Не все немецкие солдаты были столь ретивы и так свирепо кидались на людей, как тот баварец. Были и такие, как Этцихь из Аахена, наполовину француз. Он таскал на себе солдатскую шинель как мученик. Когда Лида работала на постройке аэродрома, он был нашим верным посредником. Другой, господин Лоренц из Дрездена, член нацистской партии, старой закалки, влюбился в Лиду по уши, пил с Эдвином на брудершафт и утверждал, будто с первого взгляда угадал в его жене арийку.
Как ни радовались мы его помощи и добровольному посредничеству, все же вскоре он с его нудным саксонским говором осточертел. Он часами просиживал у нас дома на софе и гундел хвалебные гимны Третьему рейху. Возражений не терпел, перебивать себя не позволял, слово вставить не давал. Когда его перевели в другое место, мы, право слово, вздохнули с облегчением.
Нет, все-таки лучше всего связь держать через Реляйн, что и говорить. Она теперь работала в саду за домом портних и на условленный знак, стуча деревянными башмаками по булыжнику, переходила через двор к нам в условленное место, в неизменном хлопковом платьице, руки — в садовой земле. Она принимала участие в судьбе обоих Гайстов самозабвенно, с душой, никогда не жалуясь на собственные невзгоды. Она вся без остатка отдалась и посвятила себя своей семье, особенно пеклась о хвором отце, и эта необыкновенная преданность и любовь помогали ей, в прошлом забалованной, залюбленной девчонке из состоятельной семьи, выносить ее нынешнее убогое существование.
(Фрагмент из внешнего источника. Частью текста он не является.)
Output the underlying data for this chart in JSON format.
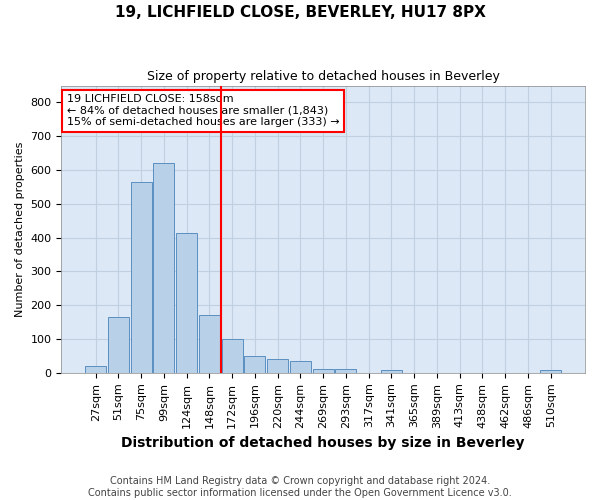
{
  "title1": "19, LICHFIELD CLOSE, BEVERLEY, HU17 8PX",
  "title2": "Size of property relative to detached houses in Beverley",
  "xlabel": "Distribution of detached houses by size in Beverley",
  "ylabel": "Number of detached properties",
  "footer1": "Contains HM Land Registry data © Crown copyright and database right 2024.",
  "footer2": "Contains public sector information licensed under the Open Government Licence v3.0.",
  "categories": [
    "27sqm",
    "51sqm",
    "75sqm",
    "99sqm",
    "124sqm",
    "148sqm",
    "172sqm",
    "196sqm",
    "220sqm",
    "244sqm",
    "269sqm",
    "293sqm",
    "317sqm",
    "341sqm",
    "365sqm",
    "389sqm",
    "413sqm",
    "438sqm",
    "462sqm",
    "486sqm",
    "510sqm"
  ],
  "values": [
    20,
    165,
    565,
    620,
    413,
    170,
    100,
    50,
    40,
    35,
    12,
    10,
    0,
    7,
    0,
    0,
    0,
    0,
    0,
    0,
    7
  ],
  "bar_color": "#b8d0e8",
  "bar_edge_color": "#5a8fc0",
  "grid_color": "#c0d0e0",
  "background_color": "#ffffff",
  "plot_bg_color": "#dce8f5",
  "vline_x": 5.5,
  "vline_color": "red",
  "annotation_line1": "19 LICHFIELD CLOSE: 158sqm",
  "annotation_line2": "← 84% of detached houses are smaller (1,843)",
  "annotation_line3": "15% of semi-detached houses are larger (333) →",
  "annotation_box_color": "white",
  "annotation_box_edge": "red",
  "ylim": [
    0,
    850
  ],
  "yticks": [
    0,
    100,
    200,
    300,
    400,
    500,
    600,
    700,
    800
  ],
  "title1_fontsize": 11,
  "title2_fontsize": 9,
  "xlabel_fontsize": 10,
  "ylabel_fontsize": 8,
  "tick_fontsize": 8,
  "annot_fontsize": 8,
  "footer_fontsize": 7
}
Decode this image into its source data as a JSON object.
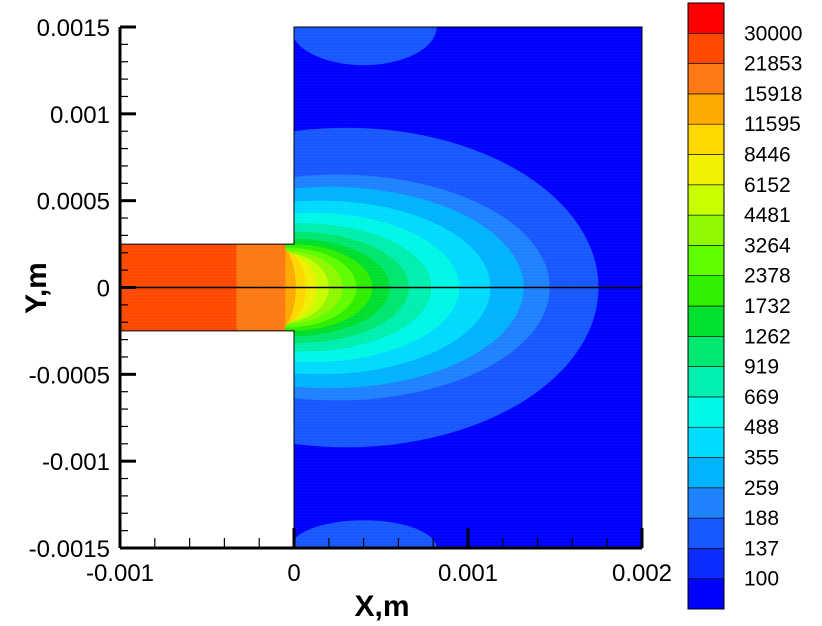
{
  "chart_data": {
    "type": "heatmap",
    "title": "",
    "xlabel": "X,m",
    "ylabel": "Y,m",
    "xlim": [
      -0.001,
      0.002
    ],
    "ylim": [
      -0.0015,
      0.0015
    ],
    "x_ticks": [
      {
        "value": -0.001,
        "label": "-0.001"
      },
      {
        "value": 0,
        "label": "0"
      },
      {
        "value": 0.001,
        "label": "0.001"
      },
      {
        "value": 0.002,
        "label": "0.002"
      }
    ],
    "y_ticks": [
      {
        "value": 0.0015,
        "label": "0.0015"
      },
      {
        "value": 0.001,
        "label": "0.001"
      },
      {
        "value": 0.0005,
        "label": "0.0005"
      },
      {
        "value": 0,
        "label": "0"
      },
      {
        "value": -0.0005,
        "label": "-0.0005"
      },
      {
        "value": -0.001,
        "label": "-0.001"
      },
      {
        "value": -0.0015,
        "label": "-0.0015"
      }
    ],
    "geometry": {
      "channel": {
        "x": [
          -0.001,
          0
        ],
        "y": [
          -0.00025,
          0.00025
        ]
      },
      "chamber": {
        "x": [
          0,
          0.002
        ],
        "y": [
          -0.0015,
          0.0015
        ]
      }
    },
    "legend": {
      "placement": "right",
      "levels": [
        100,
        137,
        188,
        259,
        355,
        488,
        669,
        919,
        1262,
        1732,
        2378,
        3264,
        4481,
        6152,
        8446,
        11595,
        15918,
        21853,
        30000
      ],
      "level_labels": [
        "100",
        "137",
        "188",
        "259",
        "355",
        "488",
        "669",
        "919",
        "1262",
        "1732",
        "2378",
        "3264",
        "4481",
        "6152",
        "8446",
        "11595",
        "15918",
        "21853",
        "30000"
      ],
      "colors": [
        "#0000ff",
        "#0c2cff",
        "#1858ff",
        "#1f82ff",
        "#00b4ff",
        "#00dcff",
        "#00f8e8",
        "#00f0b0",
        "#00e870",
        "#00e030",
        "#30f000",
        "#60ff00",
        "#90f800",
        "#c8ff00",
        "#f0f000",
        "#ffd800",
        "#ffaa00",
        "#ff7a14",
        "#ff4a00",
        "#ff0000"
      ]
    },
    "contours": [
      {
        "level": 137,
        "center": [
          0.0003,
          0
        ],
        "radii": [
          0.00145,
          0.00092
        ]
      },
      {
        "level": 188,
        "center": [
          0.00025,
          0
        ],
        "radii": [
          0.00122,
          0.00065
        ]
      },
      {
        "level": 259,
        "center": [
          0.0002,
          0
        ],
        "radii": [
          0.00112,
          0.00058
        ]
      },
      {
        "level": 355,
        "center": [
          0.00015,
          0
        ],
        "radii": [
          0.00098,
          0.0005
        ]
      },
      {
        "level": 488,
        "center": [
          0.0001,
          0
        ],
        "radii": [
          0.00085,
          0.00043
        ]
      },
      {
        "level": 669,
        "center": [
          5e-05,
          0
        ],
        "radii": [
          0.00074,
          0.00037
        ]
      },
      {
        "level": 919,
        "center": [
          2e-05,
          0
        ],
        "radii": [
          0.00064,
          0.00032
        ]
      },
      {
        "level": 1262,
        "center": [
          0,
          0
        ],
        "radii": [
          0.00055,
          0.00028
        ]
      },
      {
        "level": 1732,
        "center": [
          -2e-05,
          0
        ],
        "radii": [
          0.00047,
          0.00025
        ]
      },
      {
        "level": 2378,
        "center": [
          -4e-05,
          0
        ],
        "radii": [
          0.0004,
          0.00023
        ]
      },
      {
        "level": 3264,
        "center": [
          -5e-05,
          0
        ],
        "radii": [
          0.00033,
          0.00021
        ]
      },
      {
        "level": 4481,
        "center": [
          -6e-05,
          0
        ],
        "radii": [
          0.00026,
          0.0002
        ]
      },
      {
        "level": 6152,
        "center": [
          -7e-05,
          0
        ],
        "radii": [
          0.0002,
          0.0002
        ]
      },
      {
        "level": 8446,
        "center": [
          -8e-05,
          0
        ],
        "radii": [
          0.00015,
          0.00022
        ]
      },
      {
        "level": 11595,
        "center": [
          -0.0001,
          0
        ],
        "radii": [
          0.00011,
          0.00025
        ]
      },
      {
        "level": 15918,
        "center": [
          -0.00015,
          0
        ],
        "radii": [
          6e-05,
          0.00026
        ]
      }
    ],
    "channel_bands": [
      {
        "level": 21853,
        "x": [
          -0.001,
          -0.00033
        ]
      },
      {
        "level": 15918,
        "x": [
          -0.00033,
          -5e-05
        ]
      }
    ],
    "boundary_lobes": [
      {
        "level": 137,
        "center": [
          0.0004,
          0.0015
        ],
        "radii": [
          0.00042,
          0.00022
        ]
      },
      {
        "level": 137,
        "center": [
          0.0004,
          -0.0015
        ],
        "radii": [
          0.00042,
          0.00016
        ]
      }
    ],
    "grid": false
  }
}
Ежедневная работа в саду на воздухе нагнала немного румянца на ее бледные щеки, все ее тело окрепло, налилось силой. И Эстер так радовалась каждому своему кустику, взлелеянному и взращенному в огороде, что даже уже и не думала о том, кому достанутся все ее старания, кто будет пожинать плоды ее забот, ее труда.